Despite serving 11 million students across 46 states, this breach's actual impact appears limited. The attack hit business systems, not the educational platform containing sensitive student records. School staff contact information—while not ideal to have leaked—is often already public through school websites and directories.

That said, the exposure creates phishing risk. Attackers who know which administrators work at which schools, along with their email addresses, can craft convincing spear-phishing campaigns targeting school IT staff. Given the ongoing wave of credential-stealing attacks targeting educational institutions, school districts should heighten awareness.

For organizations unfamiliar with how these extortion schemes work, our guide to understanding data breaches covers the typical attack lifecycle and response considerations.

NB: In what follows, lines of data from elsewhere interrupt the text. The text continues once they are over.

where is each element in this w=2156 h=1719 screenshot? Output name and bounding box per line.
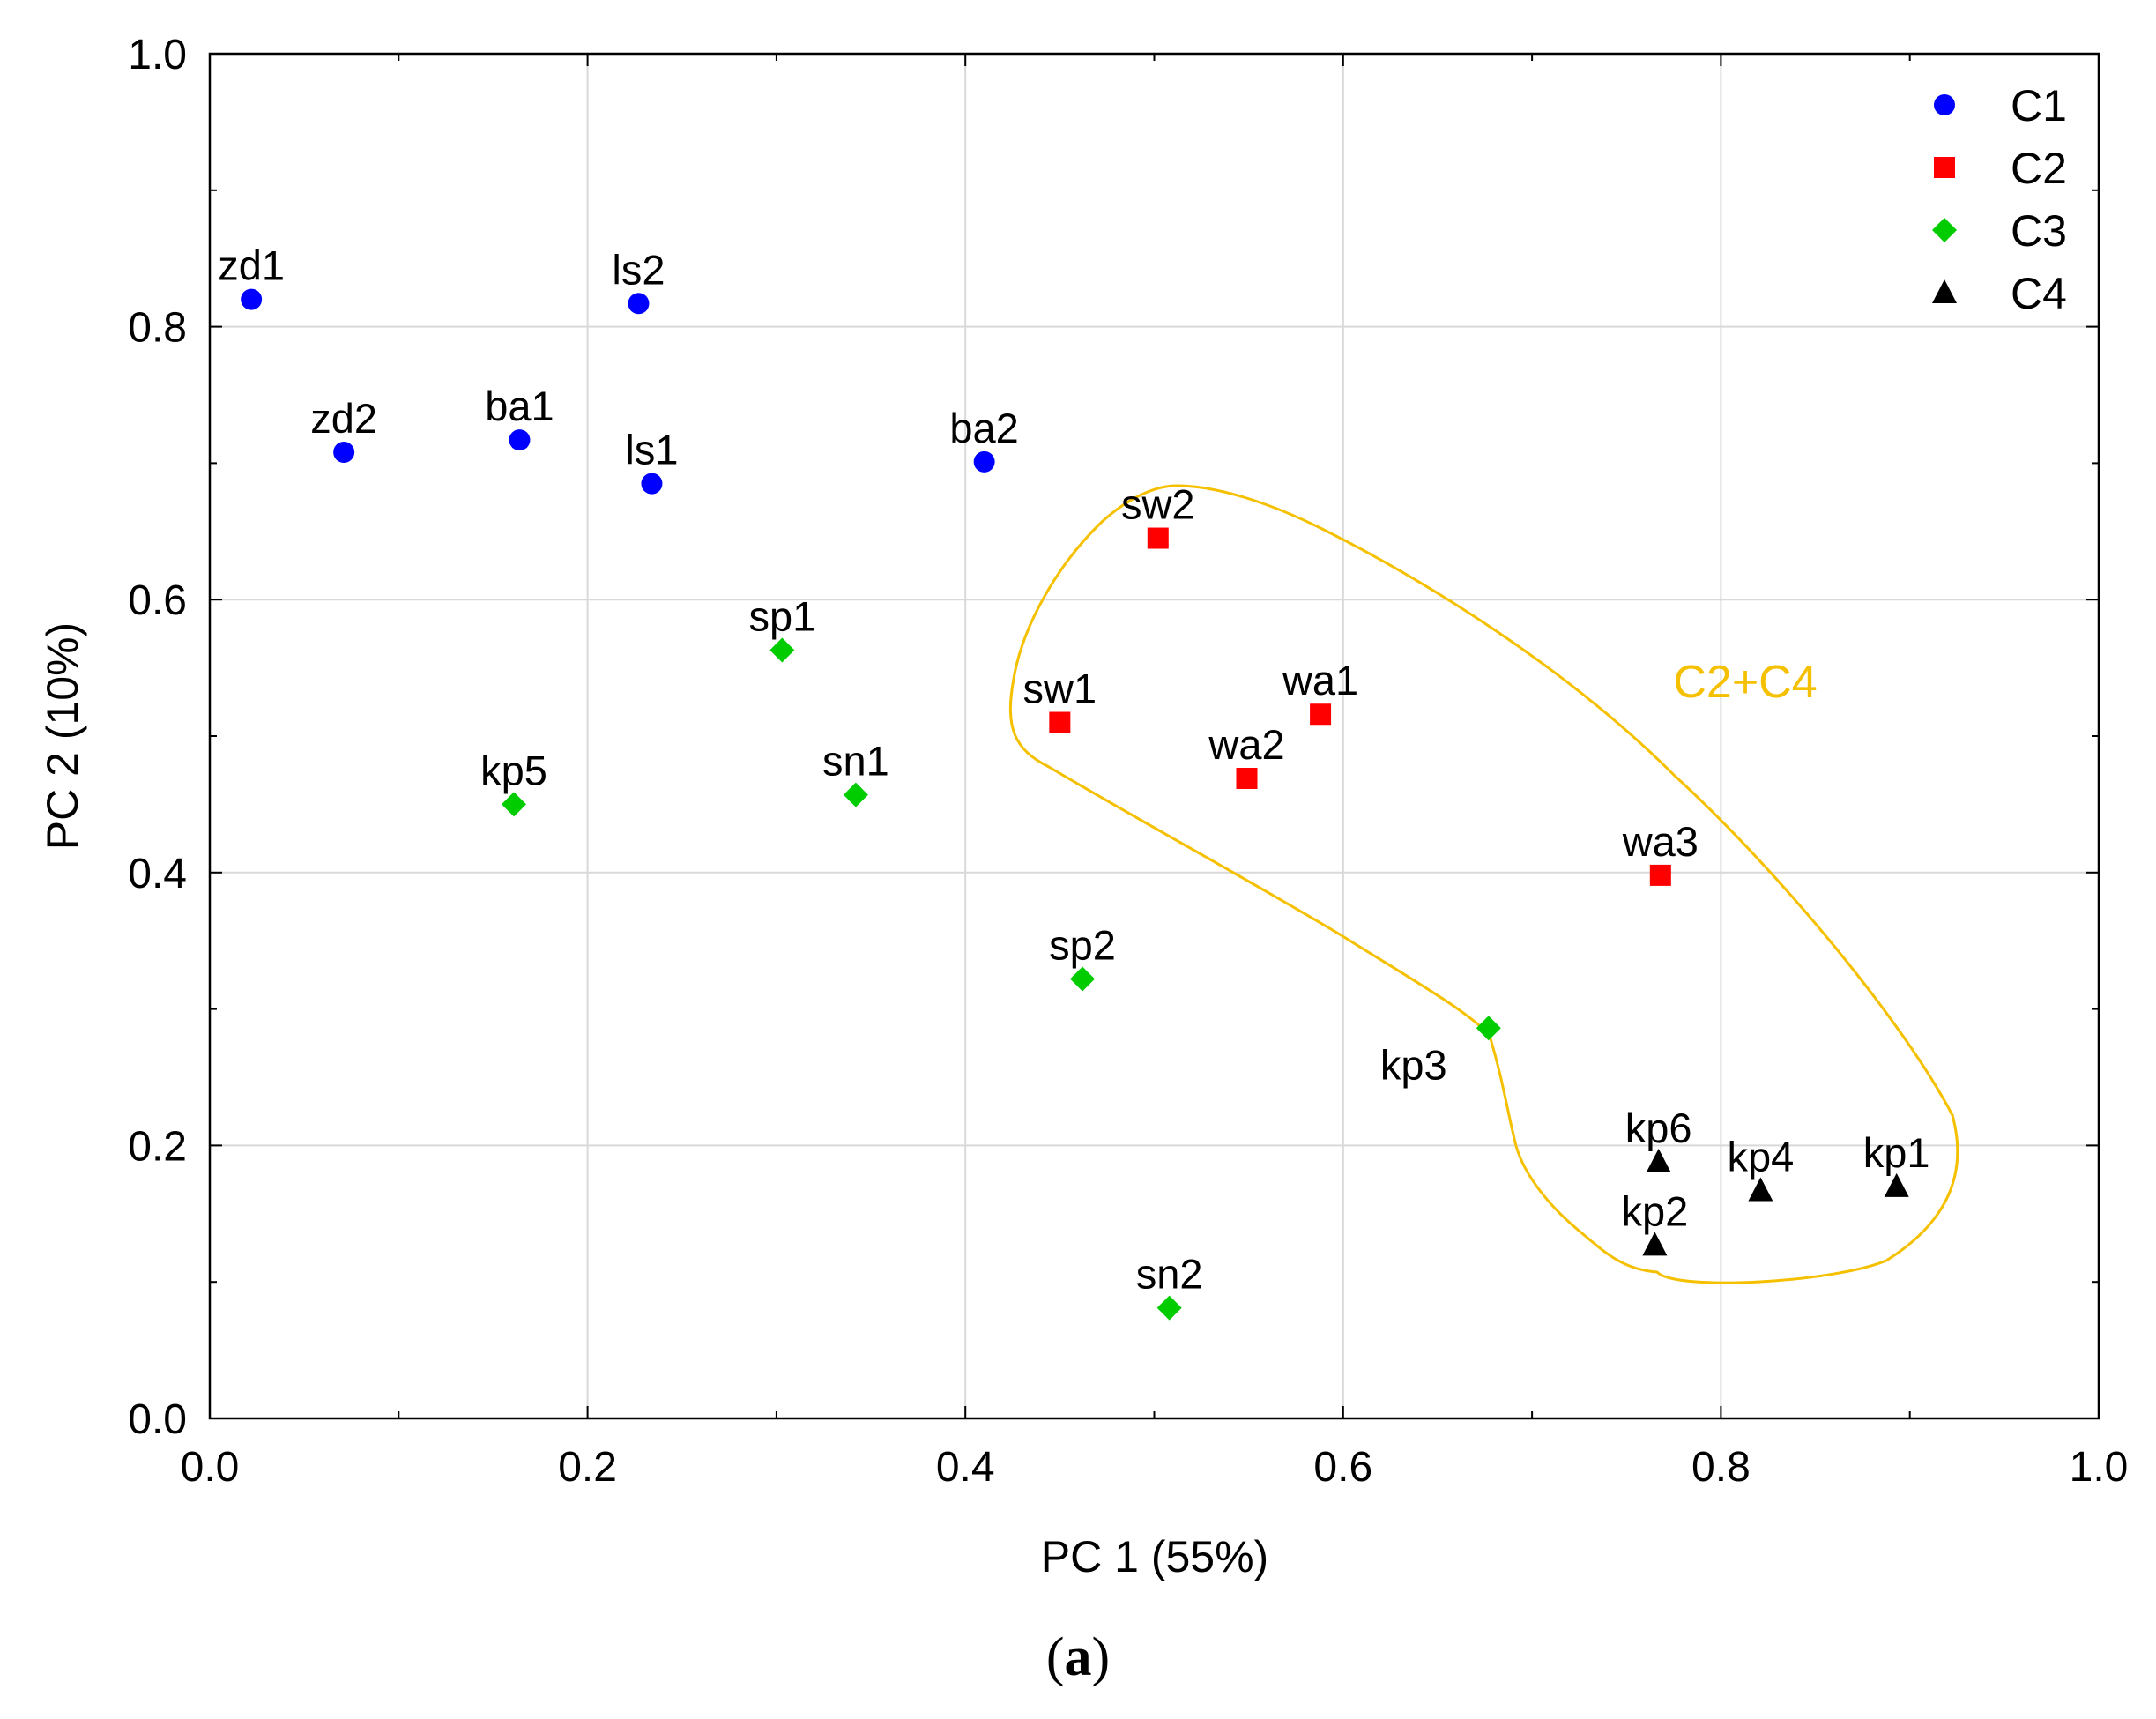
figure-caption: (a) xyxy=(1046,1627,1110,1687)
x-axis-title: PC 1 (55%) xyxy=(1041,1532,1268,1581)
x-tick-label: 1.0 xyxy=(2070,1444,2129,1491)
caption-open-paren: ( xyxy=(1046,1627,1065,1687)
point-label-wa1: wa1 xyxy=(1282,657,1358,703)
c2-c4-region-outline xyxy=(1008,484,1959,1284)
point-label-sw1: sw1 xyxy=(1023,666,1097,712)
y-tick-label: 0.2 xyxy=(128,1123,187,1170)
legend-marker-c4 xyxy=(1932,279,1957,303)
point-wa2 xyxy=(1236,767,1258,789)
caption-close-paren: ) xyxy=(1092,1627,1111,1687)
point-sw2 xyxy=(1147,527,1169,549)
x-tick-labels: 0.0 0.2 0.4 0.6 0.8 1.0 xyxy=(181,1444,2129,1491)
point-kp6 xyxy=(1646,1148,1671,1172)
y-tick-label: 0.6 xyxy=(128,577,187,624)
point-ba2 xyxy=(973,450,995,473)
point-label-sn1: sn1 xyxy=(822,738,889,785)
point-label-sp2: sp2 xyxy=(1049,922,1116,969)
point-label-zd1: zd1 xyxy=(218,242,285,289)
point-label-kp6: kp6 xyxy=(1625,1105,1692,1151)
y-tick-label: 0.0 xyxy=(128,1396,187,1443)
point-ls2 xyxy=(628,293,650,315)
point-kp2 xyxy=(1642,1232,1668,1256)
legend-label-c3: C3 xyxy=(2011,206,2067,256)
x-tick-label: 0.8 xyxy=(1691,1444,1751,1491)
data-points xyxy=(241,288,1909,1321)
point-wa3 xyxy=(1649,864,1671,886)
point-kp3 xyxy=(1476,1016,1501,1041)
legend: C1 C2 C3 C4 xyxy=(1932,81,2067,318)
point-kp4 xyxy=(1748,1177,1773,1202)
point-ls1 xyxy=(641,473,663,495)
point-zd1 xyxy=(241,288,263,310)
y-tick-labels: 0.0 0.2 0.4 0.6 0.8 1.0 xyxy=(128,32,187,1443)
x-tick-label: 0.4 xyxy=(936,1444,995,1491)
point-labels: zd1 zd2 ba1 ls2 ls1 ba2 sw2 sw1 wa1 wa2 wa3 sp1 sn1 k… xyxy=(218,242,1929,1298)
point-label-ba1: ba1 xyxy=(485,383,554,429)
legend-marker-c2 xyxy=(1934,157,1955,178)
point-label-ls2: ls2 xyxy=(612,246,665,293)
legend-label-c4: C4 xyxy=(2011,269,2067,318)
x-tick-label: 0.2 xyxy=(558,1444,617,1491)
point-label-kp1: kp1 xyxy=(1863,1129,1930,1176)
point-label-ba2: ba2 xyxy=(949,405,1018,451)
y-axis-title: PC 2 (10%) xyxy=(38,622,87,850)
point-sw1 xyxy=(1049,711,1071,733)
point-sn2 xyxy=(1156,1295,1182,1321)
point-kp1 xyxy=(1884,1172,1909,1197)
point-label-sw2: sw2 xyxy=(1121,481,1195,528)
point-label-ls1: ls1 xyxy=(625,427,678,473)
point-kp5 xyxy=(502,792,527,817)
legend-label-c2: C2 xyxy=(2011,144,2067,193)
legend-marker-c3 xyxy=(1932,218,1957,242)
point-zd2 xyxy=(333,442,355,464)
point-wa1 xyxy=(1310,703,1332,726)
x-tick-label: 0.6 xyxy=(1313,1444,1372,1491)
legend-marker-c1 xyxy=(1934,94,1955,115)
point-sp1 xyxy=(769,637,795,663)
c2-c4-region-label: C2+C4 xyxy=(1673,657,1817,708)
point-sn1 xyxy=(843,782,868,807)
point-ba1 xyxy=(509,429,531,451)
grid xyxy=(210,54,2099,1418)
point-label-kp2: kp2 xyxy=(1622,1187,1689,1234)
y-tick-label: 1.0 xyxy=(128,32,187,78)
point-label-wa2: wa2 xyxy=(1208,721,1284,768)
y-tick-label: 0.4 xyxy=(128,851,187,897)
point-label-sp1: sp1 xyxy=(748,592,815,639)
x-tick-label: 0.0 xyxy=(181,1444,240,1491)
y-tick-label: 0.8 xyxy=(128,305,187,352)
point-label-zd2: zd2 xyxy=(310,395,377,442)
point-label-kp4: kp4 xyxy=(1728,1133,1795,1179)
point-label-wa3: wa3 xyxy=(1622,818,1699,865)
legend-label-c1: C1 xyxy=(2011,81,2067,130)
point-sp2 xyxy=(1070,966,1096,992)
plot-frame xyxy=(208,52,2100,1420)
point-label-kp5: kp5 xyxy=(480,747,547,793)
point-label-kp3: kp3 xyxy=(1380,1041,1447,1088)
point-label-sn2: sn2 xyxy=(1136,1251,1203,1298)
caption-letter: a xyxy=(1065,1627,1092,1687)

Recommendations for Schools

School districts using Infinite Campus should take these steps:

1. Watch for Infinite Campus communications - Follow any guidance they provide
2. Implement IP restrictions - If you haven't already, restrict Salesforce access to approved IP ranges
3. Brief staff on phishing - Warn employees that their contact information may have been exposed
4. Review admin access - Audit who has Salesforce access and whether they still need it
5. Enable MFA everywhere - If not already in place, require multi-factor authentication for all administrative accounts

The Broader Problem

This incident highlights the risk third-party business tools pose even when core systems remain secure. Organizations often apply strong security controls to their primary platforms while neglecting CRM, support, and collaboration tools that still contain sensitive information.

ShinyHunters and similar groups have repeatedly exploited this gap. A Salesforce breach might not expose student grades, but it can still provide leverage for extortion, fuel phishing campaigns, and create headlines that damage institutional trust.

The March 25 deadline has passed. If ShinyHunters follows through on their threat, we may see whatever data they obtained become public. Schools should prepare communications for parents and staff in case that happens.